May 22, 2007

Bangkok Streets

A typical Bangkok city street is certainly not as busy and glittery as a guidebook-recommended palace or temple, but it’s still rather fascinating to an outsider. To begin with, the majority of sidewalks are composed of cobblestones, but the city seems to have very little money dedicated to city upkeep, so there are loose cobblestones piled along the sidewalks every couple of feet. The many resulting dips and rises make it difficult to walk without watching your feet. However, when the traffic is particularly bad (which it often is), the motorbikes often jump up onto the sidewalk to ride around the cars. This makes the potholes even worse, and is scary for pedestrians! So while I watch the ground for missing cobblestones, I also have to keep an eye on the road in case the traffic decides to join me on the sidewalk. Somehow, Thais seem to have a sixth sense about this, and don’t watch either the ground or the traffic. They simply walk, and the holes and the motorbikes seem to part around them. I have not yet worked up the courage to attempt to walk like a Thai.

Another thing I have noticed on Bangkok’s streets is how haphazard everything is. Tiny food stalls are shoved anywhere they will fit. If you walk past a fallen down building or a few piles of garbage bags, you may come across a tiny restaurant terrace or a clothes market featuring knock-off Levis or more fallen down buildings and piles of garbage bags. Stray cats and dogs roam everywhere without collars, and like to emerge from the most unexpected of places, including from between moving moped wheels. Fences are thrown up here and there, often covered with barbed wire, but they don’t seem to mark territory and they don’t succeed in keeping much of anything in or out since most of them are full of holes. Wildlife seems to enjoy the food scraps tossed into most corners—in addition to dogs and cats, I have seen all kinds of birds, several lizards, and a huge rat. The rat, of course, was seen lurking outside my own apartment building. And it was huge. Really, really huge. Like a cat. Strangely, I have seen no squirrels and, luckily, no mosquitoes. I do, however, have a hot, red welt on my leg that appeared this morning, suggesting that Bangkok is home to spiders.

Another curious sight in Bangkok is the plethora of tuk-tuks and motorcycle taxis.
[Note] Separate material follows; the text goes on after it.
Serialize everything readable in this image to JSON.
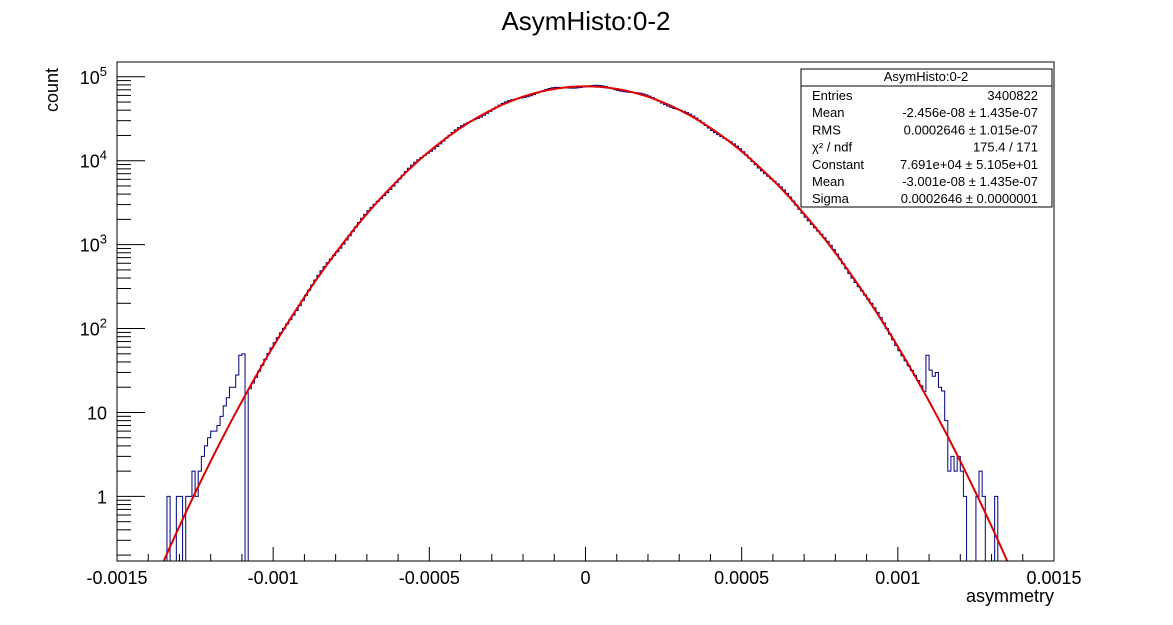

Tuk-tuks are small three-wheeled vehicles with a roof and handrails and room for a few people to sit behind the driver. They remind me a little bit of golf carts. The typical motorcycle taxi features a driver, usually wearing a brightly covered vest advertising his profession, who hangs out with his motorcycle buddies on the sidewalks when not working, and who drives very, very fast to get through the obstacle course that is a Bangkok city street when he is working. Thais apparently trust these motorcycle drivers with their lives—they tend to ride along behind without helmets and without holding on to the driver. And women often ride sidesaddle! Since the Skytrain doesn’t reach everywhere in the city, I may need to ride one or the other of these contraptions at some point during my stay here. Someone would have to pay me a lot of Baht to convince me to ride the motorcycle instead of the tuk-tuk!